Do movimento das festas de carinho, surgiram também terapeutas para
sessões particulares (a partir de US$ 60 por uma hora). Há sites que oferecem
treinamento online, como o Cuddlist, fundado em 2015. O site informa já ter
treinado mais de 1.300 terapeutas e mostra perfil de mais de cem profissionais.
"Nossa missão é educar o público sobre a necessidade saudável e
normal do contato platônico”, explica a cocriadora do Cuddlist, Madelon
Guinazzo. "Vejo epidemias de solidão, ansiedade e depressão como sintomas
dessa necessidade. E o carinho ajuda."
A maioria dos frequentadores dos eventos e dos clientes são solteiros e
homens. Há também pessoas com traumas e às vezes casais em que um parceiro tem
aversão a contato. Franzblau acredita que a razão da alta frequência masculina
é porque vivemos numa sociedade patriarcal.
"Sabemos qual é a profissão mais antiga do mundo.
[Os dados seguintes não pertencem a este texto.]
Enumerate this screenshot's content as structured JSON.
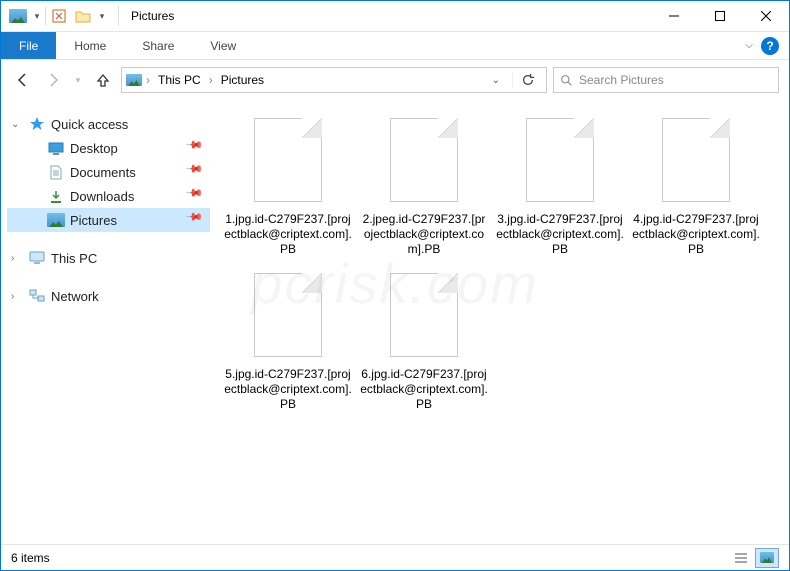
{
  "window": {
    "title": "Pictures"
  },
  "ribbon": {
    "file": "File",
    "tabs": [
      "Home",
      "Share",
      "View"
    ]
  },
  "breadcrumb": {
    "root": "This PC",
    "current": "Pictures"
  },
  "search": {
    "placeholder": "Search Pictures"
  },
  "nav": {
    "quick_access": "Quick access",
    "items": [
      {
        "label": "Desktop",
        "pinned": true
      },
      {
        "label": "Documents",
        "pinned": true
      },
      {
        "label": "Downloads",
        "pinned": true
      },
      {
        "label": "Pictures",
        "pinned": true,
        "selected": true
      }
    ],
    "this_pc": "This PC",
    "network": "Network"
  },
  "files": [
    {
      "name": "1.jpg.id-C279F237.[projectblack@criptext.com].PB"
    },
    {
      "name": "2.jpeg.id-C279F237.[projectblack@criptext.com].PB"
    },
    {
      "name": "3.jpg.id-C279F237.[projectblack@criptext.com].PB"
    },
    {
      "name": "4.jpg.id-C279F237.[projectblack@criptext.com].PB"
    },
    {
      "name": "5.jpg.id-C279F237.[projectblack@criptext.com].PB"
    },
    {
      "name": "6.jpg.id-C279F237.[projectblack@criptext.com].PB"
    }
  ],
  "status": {
    "count": "6 items"
  }
}
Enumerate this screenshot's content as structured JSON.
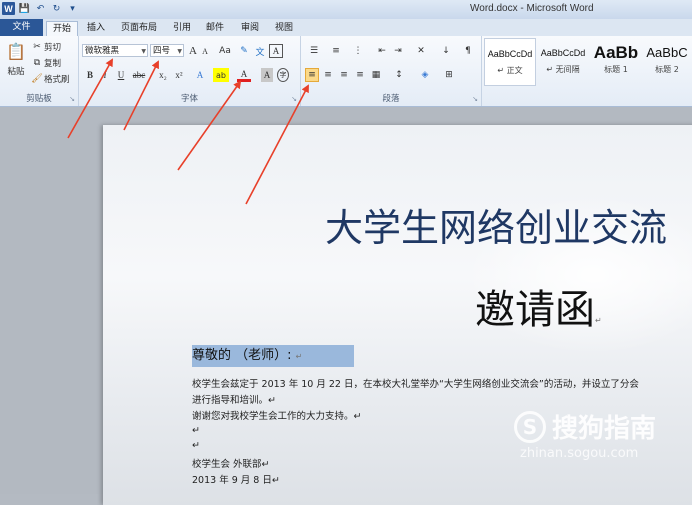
{
  "window": {
    "title": "Word.docx - Microsoft Word"
  },
  "qat": {
    "logo": "W",
    "save": "💾",
    "undo": "↶",
    "redo": "↻",
    "more": "▾"
  },
  "tabs": [
    "文件",
    "开始",
    "插入",
    "页面布局",
    "引用",
    "邮件",
    "审阅",
    "视图"
  ],
  "clipboard": {
    "paste": "粘贴",
    "cut": "剪切",
    "copy": "复制",
    "format_painter": "格式刷",
    "label": "剪贴板"
  },
  "font": {
    "name": "微软雅黑",
    "size": "四号",
    "label": "字体"
  },
  "paragraph": {
    "label": "段落"
  },
  "styles": [
    {
      "preview": "AaBbCcDd",
      "name": "↵ 正文"
    },
    {
      "preview": "AaBbCcDd",
      "name": "↵ 无间隔"
    },
    {
      "preview": "AaBb",
      "name": "标题 1"
    },
    {
      "preview": "AaBbC",
      "name": "标题 2"
    }
  ],
  "document": {
    "title": "大学生网络创业交流",
    "subtitle": "邀请函",
    "greeting": "尊敬的         （老师）:",
    "lines": [
      "校学生会兹定于 2013 年 10 月 22 日，在本校大礼堂举办“大学生网络创业交流会”的活动，并设立了分会",
      "进行指导和培训。↵",
      "谢谢您对我校学生会工作的大力支持。↵",
      "↵",
      "↵",
      "校学生会 外联部↵",
      "2013 年 9 月 8 日↵"
    ],
    "para_mark": "↵"
  },
  "watermark": {
    "icon": "S",
    "text": "搜狗指南",
    "url": "zhinan.sogou.com"
  },
  "colors": {
    "accent": "#2b579a",
    "arrow": "#e8402a",
    "title": "#1f3864",
    "highlight": "#9ab8dc"
  }
}
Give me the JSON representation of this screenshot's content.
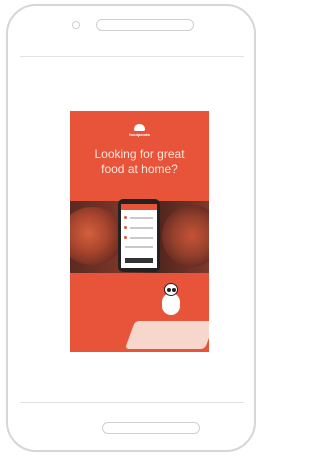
{
  "poster": {
    "brand_name": "foodpanda",
    "headline": "Looking for great\nfood at home?"
  },
  "colors": {
    "brand_accent": "#e8543a",
    "phone_frame": "#d6d6d6"
  },
  "icons": {
    "mascot": "panda-mascot-icon",
    "logo": "foodpanda-logo-icon"
  }
}
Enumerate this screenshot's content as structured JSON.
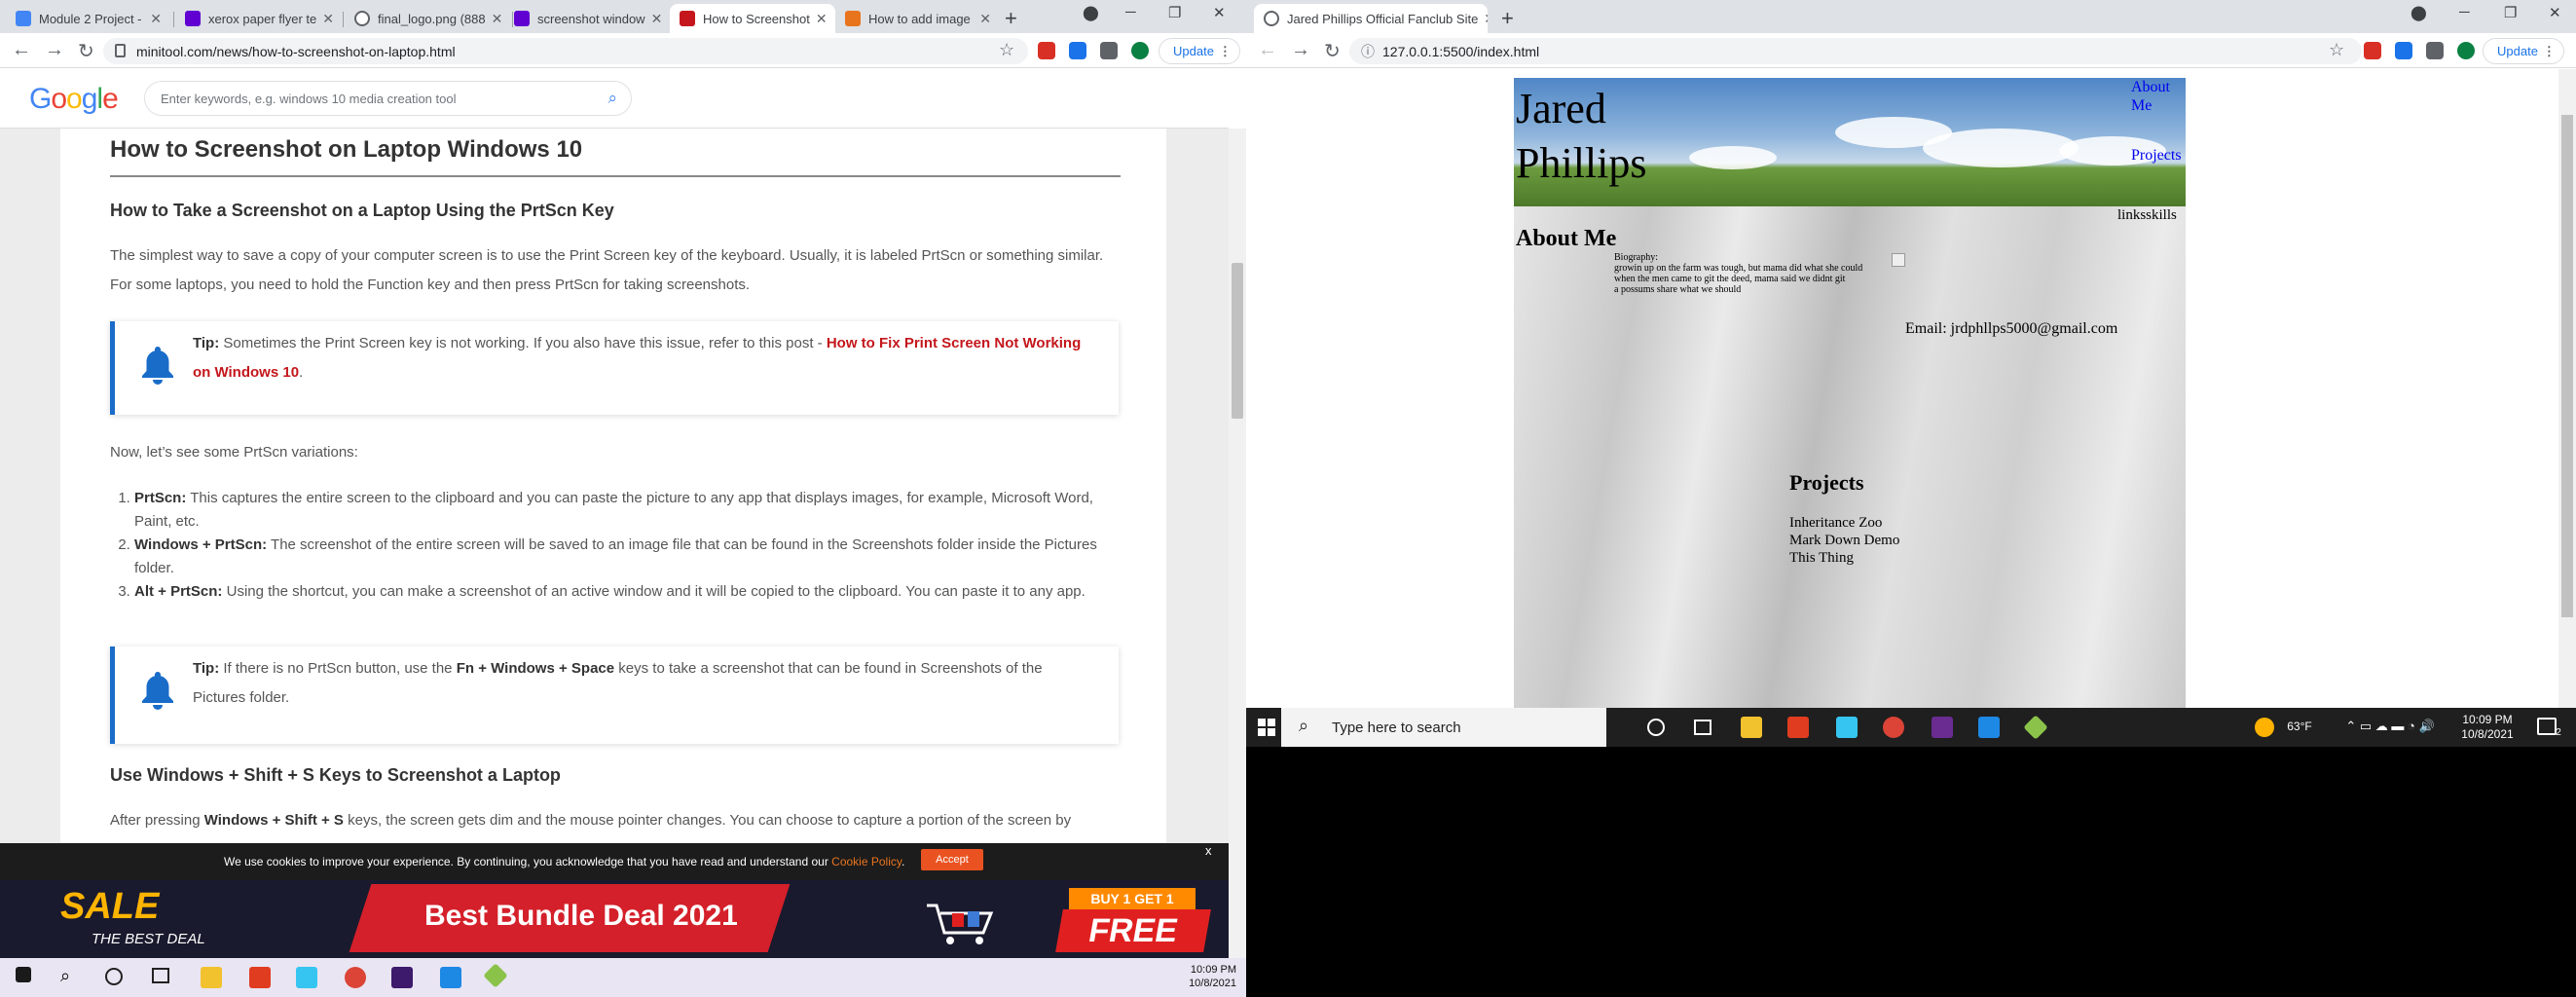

Eles estão
acostumados a pedir ajuda profissional para suas necessidades. Já para as
mulheres, o mais perto disso é a massagem", diz Franzblau.
Susan Lee, uma ruiva de olhos claros de 55 anos, frequenta as festas de
carinho há três anos e já liderou algumas só para mulheres. Ela conheceu a
Cuddle Party após indicação de uma amiga, na época em que havia terminado um
relacionamento de 12 anos.
"Contato
físico sempre foi importante para mim e sentia falta. Queria achar uma maneira
de atender minhas necessidades antes de voltar a sair com outras pessoas",
diz Lee, que é formada em ciência da computação e hoje trabalha como "life
coach".
São quase 21h30 quando Franzblau avisa que o evento está acabando.
Estou no meio de uma conchinha de cinco pessoas, quase tirando um cochilo. Um
jovem ao meu lado pede um carinho na barriga antes da sessão terminar. Todos se
levantam e damos um abraço coletivo.
"Você foi a melhor árvore que eu tive em muito, muito tempo",
elogia Alghamdi, pedindo permissão para um último abraço de despedida.
*************
Lida na
época de sua publicação, há quase 8,5 meses, a reportagem de Fernanda
Ezabella provocou-me muitas reflexões; espalhada
neste Dia Mundial do Abraço, durante
uma terrível pandemia, provoca-me muitas mais.